C’est tout le kaléidoscope de ces croisements de regards, de ces relations entre les mots et les choses, les choses et le monde, fort de la diversité des plumes invitées à déployer leur rapport littéraire au réel, en autant de réalités palpables de cette expression multiple que les signataires de ce Manifeste au Pluriel, dans la rencontre, l’échange et le partage, donnent à lire, réfléchir, sentir, sans chef de file et sans doxa préétablie, ce qui fait toute la richesse de cette proposition moins d’écrits théoriques, derrière le titre évocateur de l’ensemble, que dans les nuances singulières et à travers les portes sensorielles où c’est la poésie même qui ainsi se manifeste… Le sens de la formule aphoristique de Sandrine Davin en forme un des exemples les plus probants, illustrant comment en quelques mots se dessinent les racines de la parole entre ciel et terre : « Sous un ciel à l’agonie / La nuit trouée d’étoiles / Bâillonne mes pupilles / ... / Apprendre la langue de la terre / Et respirer le même silence / Là où la pierre prend corps / Là où les chairs rident le temps / ... / Entre ciel et terre / Les paroles s’enracinent »
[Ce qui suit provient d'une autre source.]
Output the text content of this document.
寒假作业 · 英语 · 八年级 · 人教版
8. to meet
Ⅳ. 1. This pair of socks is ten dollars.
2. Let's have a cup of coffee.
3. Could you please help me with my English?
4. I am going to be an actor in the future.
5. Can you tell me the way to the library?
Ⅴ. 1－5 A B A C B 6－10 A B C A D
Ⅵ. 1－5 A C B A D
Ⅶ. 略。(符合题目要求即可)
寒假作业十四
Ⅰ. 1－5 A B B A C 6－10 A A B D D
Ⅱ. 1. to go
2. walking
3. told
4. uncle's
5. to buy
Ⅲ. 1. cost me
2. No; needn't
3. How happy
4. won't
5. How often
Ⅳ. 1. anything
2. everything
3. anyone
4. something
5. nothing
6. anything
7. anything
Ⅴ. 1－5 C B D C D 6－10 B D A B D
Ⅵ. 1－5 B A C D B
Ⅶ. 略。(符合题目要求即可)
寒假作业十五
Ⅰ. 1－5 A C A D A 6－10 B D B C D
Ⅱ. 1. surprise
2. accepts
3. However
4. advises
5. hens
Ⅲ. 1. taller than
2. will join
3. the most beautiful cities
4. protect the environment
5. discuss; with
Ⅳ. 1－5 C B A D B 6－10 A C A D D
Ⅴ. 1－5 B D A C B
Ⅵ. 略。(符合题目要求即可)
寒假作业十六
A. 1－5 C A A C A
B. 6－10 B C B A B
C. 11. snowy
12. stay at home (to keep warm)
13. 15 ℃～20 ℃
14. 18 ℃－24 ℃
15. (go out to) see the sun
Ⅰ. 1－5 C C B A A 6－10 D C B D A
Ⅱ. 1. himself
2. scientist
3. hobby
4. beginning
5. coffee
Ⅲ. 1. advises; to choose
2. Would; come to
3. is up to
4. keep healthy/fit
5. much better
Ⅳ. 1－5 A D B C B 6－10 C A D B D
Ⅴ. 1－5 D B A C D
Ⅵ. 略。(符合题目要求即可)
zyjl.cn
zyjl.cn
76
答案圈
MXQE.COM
Témoin des épreuves au fil du hasard, le poème Alea de Fabrice Farre déploie, quant à lui, en trois temps, ses paragraphes de prose méditative comme autant d’énigmes aléatoires, celle de l’appel à l’aide d’un rescapé : « 1 L’amour entre chez le rescapé sans boussole. Au sud, l’aiguille s’emballe, cherchant un nord revenu de vaines certitudes. […]

Festival Permanent des Mots n°26, https://fr.calameo.com/read/004626323279c2c0bf082

La fin, inévitable, s’émousse contre le récif droit de la vie. L’équilibre menacé révèle le tout premier matin autour de la main tendue. », celle également d’un visage témoin de l’ineffable du destin : « 2 Tu me peins le visage, il ne manque que les plumes tout autour. Sous ta main de glaise je prends conscience de moi, apercevant alors, dans le regard d’or du destin, le silex de mes os. », celle enfin de la vision d’un jardin où se fredonne pourtant un air presque frondeur : « 3 On ne voit tomber dans le jardin que le blanc animé. […] Pourtant l’air chante »

Véritable ostinato du langage par ailleurs, le ressassement obstiné de la parole en quête de véridicité du long texte de Carole Carcillo Mesrobian, paru en octobre 2021, aux éditions Unicité, nihIL, est partagé dans la revue selon des extraits choisis dont la présentation annonce toute la portée de l’indicible : « Il ne dit rien, car il n’y a rien, absolument rien à énoncer d’autre que l’abondance sonore d’un silence accompli dans l’oubli de la parole, nihIL. » Dès lors, l’anaphore locutrice de ce (nih)IL, qui n’est pas sans évoquer la « disparition élocutoire du poète » visée par la plume mallarméenne, se développe de phrases en phrases, comme le chant têtu d’un champ des possibles sans cesse labouré pour ne signifier rien, si ce n’est nihIL, autre signe manifeste, à travers ces diverses manifestations d’écriture en autant de trouées du dire, des potentialités de « La Poésie Manifeste », ce beau numéro 26 !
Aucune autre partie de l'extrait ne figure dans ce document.